# Is it possible to show that exp(A)-exp(B) is negative definite provided $A-B$ is negative definite? [closed]

If two symmetric square matrices $A$ and $B$ are such that $A-B$ is negative definite, I am to prove that $\exp(A)-\exp(B)$ is negative definite. I initially used the following exponential series

$e^{A}=\sum_{i\geq{0}}\dfrac{A^{i}}{i!}$ and $e^{B}=\sum_{i\geq{0}}\dfrac{B^{i}}{i!}$

to prove the above claim. But this approach did not help. Any hint on the approach will be much appreciated.

## closed as off-topic by Namaste, John B, Peter, Chris Custer, B. MehtaMay 5 '18 at 0:06

This question appears to be off-topic. The users who voted to close gave this specific reason:

• "This question is missing context or other details: Please improve the question by providing additional context, which ideally includes your thoughts on the problem and any attempts you have made to solve it. This information helps others identify where you have difficulties and helps them write answers appropriate to your experience level." – Namaste, John B, Peter, Chris Custer, B. Mehta
If this question can be reworded to fit the rules in the help center, please edit the question.

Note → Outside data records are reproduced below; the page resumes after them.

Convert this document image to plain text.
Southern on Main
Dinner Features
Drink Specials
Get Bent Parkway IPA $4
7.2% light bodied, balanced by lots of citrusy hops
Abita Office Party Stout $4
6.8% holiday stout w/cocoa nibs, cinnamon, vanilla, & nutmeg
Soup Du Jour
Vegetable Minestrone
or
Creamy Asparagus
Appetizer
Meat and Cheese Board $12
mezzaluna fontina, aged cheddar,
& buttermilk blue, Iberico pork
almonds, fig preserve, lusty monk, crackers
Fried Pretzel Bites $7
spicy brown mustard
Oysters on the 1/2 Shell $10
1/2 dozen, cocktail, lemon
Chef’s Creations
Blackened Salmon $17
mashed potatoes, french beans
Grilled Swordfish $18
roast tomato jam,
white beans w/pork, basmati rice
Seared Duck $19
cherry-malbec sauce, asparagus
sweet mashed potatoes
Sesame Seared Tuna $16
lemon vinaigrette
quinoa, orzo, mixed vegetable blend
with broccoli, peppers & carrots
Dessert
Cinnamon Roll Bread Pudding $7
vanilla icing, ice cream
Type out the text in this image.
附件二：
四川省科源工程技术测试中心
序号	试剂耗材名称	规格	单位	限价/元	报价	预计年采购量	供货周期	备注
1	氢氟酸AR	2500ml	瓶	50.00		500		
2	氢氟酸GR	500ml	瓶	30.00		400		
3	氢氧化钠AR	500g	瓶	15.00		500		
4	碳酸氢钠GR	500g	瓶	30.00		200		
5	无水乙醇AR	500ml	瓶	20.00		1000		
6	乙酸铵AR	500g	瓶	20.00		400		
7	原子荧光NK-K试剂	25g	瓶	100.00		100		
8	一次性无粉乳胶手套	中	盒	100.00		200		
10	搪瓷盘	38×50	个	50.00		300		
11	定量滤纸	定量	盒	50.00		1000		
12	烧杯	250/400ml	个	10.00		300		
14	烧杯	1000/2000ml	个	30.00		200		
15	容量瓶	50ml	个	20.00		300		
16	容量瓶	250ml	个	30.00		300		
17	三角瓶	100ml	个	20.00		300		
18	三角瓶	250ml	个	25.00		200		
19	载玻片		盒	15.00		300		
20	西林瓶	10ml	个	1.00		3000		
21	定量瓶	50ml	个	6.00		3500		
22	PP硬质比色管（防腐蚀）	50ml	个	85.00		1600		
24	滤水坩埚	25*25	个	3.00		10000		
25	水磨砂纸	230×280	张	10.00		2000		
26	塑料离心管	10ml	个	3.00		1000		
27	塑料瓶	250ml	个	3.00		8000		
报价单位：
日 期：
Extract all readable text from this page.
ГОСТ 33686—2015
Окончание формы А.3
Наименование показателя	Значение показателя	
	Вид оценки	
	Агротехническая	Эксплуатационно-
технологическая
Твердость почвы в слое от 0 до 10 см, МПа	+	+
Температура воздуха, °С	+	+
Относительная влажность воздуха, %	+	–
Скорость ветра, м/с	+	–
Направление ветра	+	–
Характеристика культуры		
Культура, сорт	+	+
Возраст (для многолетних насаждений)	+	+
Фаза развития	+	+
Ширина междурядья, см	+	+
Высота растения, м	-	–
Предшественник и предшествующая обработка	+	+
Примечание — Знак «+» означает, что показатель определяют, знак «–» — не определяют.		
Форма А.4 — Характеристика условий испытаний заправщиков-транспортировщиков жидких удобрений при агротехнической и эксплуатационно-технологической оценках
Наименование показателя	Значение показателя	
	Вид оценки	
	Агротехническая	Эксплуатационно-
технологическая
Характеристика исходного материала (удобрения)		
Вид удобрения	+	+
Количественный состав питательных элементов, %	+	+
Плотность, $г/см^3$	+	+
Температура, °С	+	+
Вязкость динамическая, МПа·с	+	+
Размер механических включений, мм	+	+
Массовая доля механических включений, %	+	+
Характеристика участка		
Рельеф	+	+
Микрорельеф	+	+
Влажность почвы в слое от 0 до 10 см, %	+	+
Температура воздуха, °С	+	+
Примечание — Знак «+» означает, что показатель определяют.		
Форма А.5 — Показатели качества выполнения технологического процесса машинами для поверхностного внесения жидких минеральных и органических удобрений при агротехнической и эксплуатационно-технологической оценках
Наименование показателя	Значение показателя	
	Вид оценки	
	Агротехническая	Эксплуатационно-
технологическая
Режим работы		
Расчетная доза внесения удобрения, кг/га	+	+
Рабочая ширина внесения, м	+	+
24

The example given in this answer serves as a counterexample. In particular: if we take $$A = \pmatrix{1 & 0\\0 & 2}, \quad B = \pmatrix{2 + \epsilon & 1\\1 & 3}$$ (e.g. with $\epsilon = 0.01$), we find that $A - B$ is negative definite, but $\exp(A) - \exp(B)$ fails to be negative definite.
• This is not relevant to your answer, but if $A,B$ are symmetric and they commute, then the claim is true, no? By simultaneous diagonalization. – Shalop Jan 26 '18 at 22:48
Thanks for the response. If A and B are symmetric, they are diagonalizable and if they commute, they are simultaneously diagonalizable. This implies there exists a nonsingular square matrix P such that $D_{A}$=$P^{-1}AP$ and $D_{B}=P^{-1}BP$ are diagonal with the eigenvalues of A and B respectively in their diagonal elements.
It is easy to verify that $\lambda_{i}(D_{A})<\lambda_{i}(D_{B})$ due to the negative definiteness property of A-B, where $\lambda_{i}$ is the $i^{\text{th}}$ eigenvalue. As $exp(\lambda_{i}(D_A))<exp(\lambda_{i}(D_B))$, it implies $exp(A)-exp(B)$ is negative definite. I am trying to make sure if the proof goes like this. Thanks again.